At a hospital miles away, one of Tattoo Voodoo’s regulars was sitting with his mom as she waited to see a doctor. She’s battling leukemia, and scrolling through Facebook on her phone, she saw Rayow’s post and laughed. To keep her laughing, the 24-year-old man, who asked to remain anonymous, called Rayow and got the tattoo on his leg. “Before my dad died, he said, ‘Once you let humor go, it’s all over for you,’” he tells me. 

Salluce generally agrees, but she does fear that funny coronavirus tattoos could marginalize someone else’s grief — including her own. One of her relatives recently died from COVID-19, and a second was diagnosed with the virus and survived. “The fear that rippled through the family because they live in a close community is going to be palpable for a while,” she says. “Just imagine one of my family members seeing one of those tattoos and thinking, ‘Are you out of your mind? Do you know how much damage this caused to our family?’”
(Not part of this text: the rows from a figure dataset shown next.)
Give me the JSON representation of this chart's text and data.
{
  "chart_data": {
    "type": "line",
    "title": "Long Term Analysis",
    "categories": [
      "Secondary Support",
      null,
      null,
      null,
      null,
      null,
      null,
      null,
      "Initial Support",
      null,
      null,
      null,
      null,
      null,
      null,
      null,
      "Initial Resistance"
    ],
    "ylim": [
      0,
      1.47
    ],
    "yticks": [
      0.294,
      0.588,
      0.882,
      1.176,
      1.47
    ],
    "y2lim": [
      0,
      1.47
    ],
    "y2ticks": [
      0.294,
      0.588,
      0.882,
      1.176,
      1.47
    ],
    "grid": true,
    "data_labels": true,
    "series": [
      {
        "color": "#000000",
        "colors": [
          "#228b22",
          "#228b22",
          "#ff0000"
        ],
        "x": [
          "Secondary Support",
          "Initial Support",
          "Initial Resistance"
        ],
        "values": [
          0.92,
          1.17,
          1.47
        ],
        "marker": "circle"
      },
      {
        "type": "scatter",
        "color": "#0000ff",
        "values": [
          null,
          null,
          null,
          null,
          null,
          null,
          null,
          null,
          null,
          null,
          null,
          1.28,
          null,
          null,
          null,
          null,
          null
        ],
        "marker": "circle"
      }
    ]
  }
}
Lenz vows that his beer bottle tattoo isn’t meant to be disrespectful. He has over 15 tattoos, and the coronavirus bottle isn’t even his weirdest. That distinction goes to the one on his back of a turtle with purple wings and a unicorn’s horn, shitting rainbows onto a smiling cloud. “We’re all in our own universes,” he says. “And in my own universe, that coronavirus tattoo is how I grieve and process shit.”